The Sentinel Police Association, a group established to address “discriminatory practices” within the Cincinnati Police Department, issued the then-exiting police chief a vote of "no confidence" as he set off for Detroit. The letter announcing the vote accused Craig of focusing on "being loved by the citizens" rather than trying to make "a major change within the [historically] lopsided disciplinary, promotional and assignment process within the Cincinnati Police Department."
The issues raised by the minority officers' group in 2013 to some extent
mirror the findings of a committee that was set up to look at race problems within the Detroit Police Department under Craig. The Committee on Race and Equality, in a
report released earlier this month due to mounting pressure, found elite units that were overwhelmingly staffed by white officers in a department that is two-thirds black. Some officers reported bias in the process of appointments.
After downplaying those findings as being based on "rumor and innuendo," Craig eventually
suspended the committee with the goal of re-working it. The move followed pressure from the city's police union.

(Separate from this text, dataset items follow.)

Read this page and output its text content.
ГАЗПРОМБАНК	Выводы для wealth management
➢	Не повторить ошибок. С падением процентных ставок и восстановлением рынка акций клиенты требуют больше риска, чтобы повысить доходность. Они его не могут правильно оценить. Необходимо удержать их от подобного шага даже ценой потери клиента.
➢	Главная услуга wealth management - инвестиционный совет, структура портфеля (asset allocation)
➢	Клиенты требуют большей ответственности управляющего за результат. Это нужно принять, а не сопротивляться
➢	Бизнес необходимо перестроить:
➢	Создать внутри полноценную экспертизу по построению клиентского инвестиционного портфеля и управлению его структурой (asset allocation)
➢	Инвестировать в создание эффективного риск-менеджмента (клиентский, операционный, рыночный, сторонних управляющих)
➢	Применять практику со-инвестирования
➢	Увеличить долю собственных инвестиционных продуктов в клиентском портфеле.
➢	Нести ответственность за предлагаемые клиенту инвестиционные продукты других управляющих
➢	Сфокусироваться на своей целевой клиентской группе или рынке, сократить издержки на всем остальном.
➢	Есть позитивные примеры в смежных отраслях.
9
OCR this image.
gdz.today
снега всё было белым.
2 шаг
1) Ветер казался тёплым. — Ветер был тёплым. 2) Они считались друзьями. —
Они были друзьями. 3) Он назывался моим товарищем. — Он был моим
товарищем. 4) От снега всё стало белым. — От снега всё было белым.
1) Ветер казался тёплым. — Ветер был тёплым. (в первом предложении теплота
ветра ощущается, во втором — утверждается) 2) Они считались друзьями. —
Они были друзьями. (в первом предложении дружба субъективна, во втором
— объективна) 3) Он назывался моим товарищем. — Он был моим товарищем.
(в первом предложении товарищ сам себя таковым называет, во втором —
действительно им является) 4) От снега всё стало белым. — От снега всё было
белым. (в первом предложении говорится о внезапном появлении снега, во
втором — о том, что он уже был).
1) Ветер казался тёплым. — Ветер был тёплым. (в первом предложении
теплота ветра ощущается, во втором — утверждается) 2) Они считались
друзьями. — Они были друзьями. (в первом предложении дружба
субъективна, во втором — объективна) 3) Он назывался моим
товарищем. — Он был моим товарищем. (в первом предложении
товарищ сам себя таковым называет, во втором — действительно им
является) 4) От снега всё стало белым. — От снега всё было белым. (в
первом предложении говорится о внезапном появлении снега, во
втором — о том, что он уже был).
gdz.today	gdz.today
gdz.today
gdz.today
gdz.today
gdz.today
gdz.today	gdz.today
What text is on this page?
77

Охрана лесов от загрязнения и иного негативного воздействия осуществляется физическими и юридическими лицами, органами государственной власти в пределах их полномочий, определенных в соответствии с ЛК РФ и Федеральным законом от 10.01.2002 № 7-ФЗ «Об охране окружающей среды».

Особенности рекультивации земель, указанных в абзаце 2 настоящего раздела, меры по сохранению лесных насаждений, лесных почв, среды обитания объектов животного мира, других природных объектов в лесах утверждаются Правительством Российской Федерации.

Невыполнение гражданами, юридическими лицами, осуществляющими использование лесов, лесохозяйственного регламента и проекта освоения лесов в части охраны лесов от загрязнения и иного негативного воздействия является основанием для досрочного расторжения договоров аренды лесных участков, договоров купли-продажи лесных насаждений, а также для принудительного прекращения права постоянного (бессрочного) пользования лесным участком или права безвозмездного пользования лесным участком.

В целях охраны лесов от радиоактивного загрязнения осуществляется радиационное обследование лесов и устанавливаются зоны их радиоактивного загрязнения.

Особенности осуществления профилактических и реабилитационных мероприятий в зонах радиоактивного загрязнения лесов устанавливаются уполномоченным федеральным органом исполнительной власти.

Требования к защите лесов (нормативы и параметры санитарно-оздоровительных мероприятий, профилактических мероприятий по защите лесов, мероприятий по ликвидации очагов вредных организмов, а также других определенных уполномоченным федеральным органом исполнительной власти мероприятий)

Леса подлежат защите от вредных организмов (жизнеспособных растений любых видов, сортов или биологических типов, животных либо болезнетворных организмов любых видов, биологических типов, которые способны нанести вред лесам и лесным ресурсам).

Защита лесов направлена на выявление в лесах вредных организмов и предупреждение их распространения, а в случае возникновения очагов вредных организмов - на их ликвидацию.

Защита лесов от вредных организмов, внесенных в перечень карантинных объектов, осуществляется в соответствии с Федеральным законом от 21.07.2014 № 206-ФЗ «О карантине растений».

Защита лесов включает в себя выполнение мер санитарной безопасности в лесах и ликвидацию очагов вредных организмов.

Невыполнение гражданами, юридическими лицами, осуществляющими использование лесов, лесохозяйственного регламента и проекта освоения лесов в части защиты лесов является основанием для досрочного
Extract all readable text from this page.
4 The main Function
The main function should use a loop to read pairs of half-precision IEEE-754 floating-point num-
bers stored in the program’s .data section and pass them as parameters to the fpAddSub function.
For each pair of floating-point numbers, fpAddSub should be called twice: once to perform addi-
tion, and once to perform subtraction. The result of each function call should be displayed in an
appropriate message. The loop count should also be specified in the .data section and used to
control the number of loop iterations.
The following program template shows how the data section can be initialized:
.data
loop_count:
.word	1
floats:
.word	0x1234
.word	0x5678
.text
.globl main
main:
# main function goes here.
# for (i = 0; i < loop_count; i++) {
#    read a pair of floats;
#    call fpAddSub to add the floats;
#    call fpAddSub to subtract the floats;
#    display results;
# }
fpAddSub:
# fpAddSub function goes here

"It appears that what Chief James Craig has created within the Detroit Police Department is similar to what the Cincinnati Police Department experienced prior to his departure," Sentinel Police Association President Phill Black told
Metro Times.
"The Cincinnati Police Department currently has African-American representation in executive ranks that did not exist when ... Craig was the police chief," he added.
Craig
refuted Black and his organization's allegations in a letter issued shortly after the no-confidence vote, saying there were many examples of how he did indeed help "level the playing field" for officers. However, Craig did not detail any of those examples. He did offer specifics in defending his decision to hire a white assistant chief. Craig also called upon the minority officers' organization to host training seminars to prepare officers seeking promotional opportunities or selection to preferred assignments.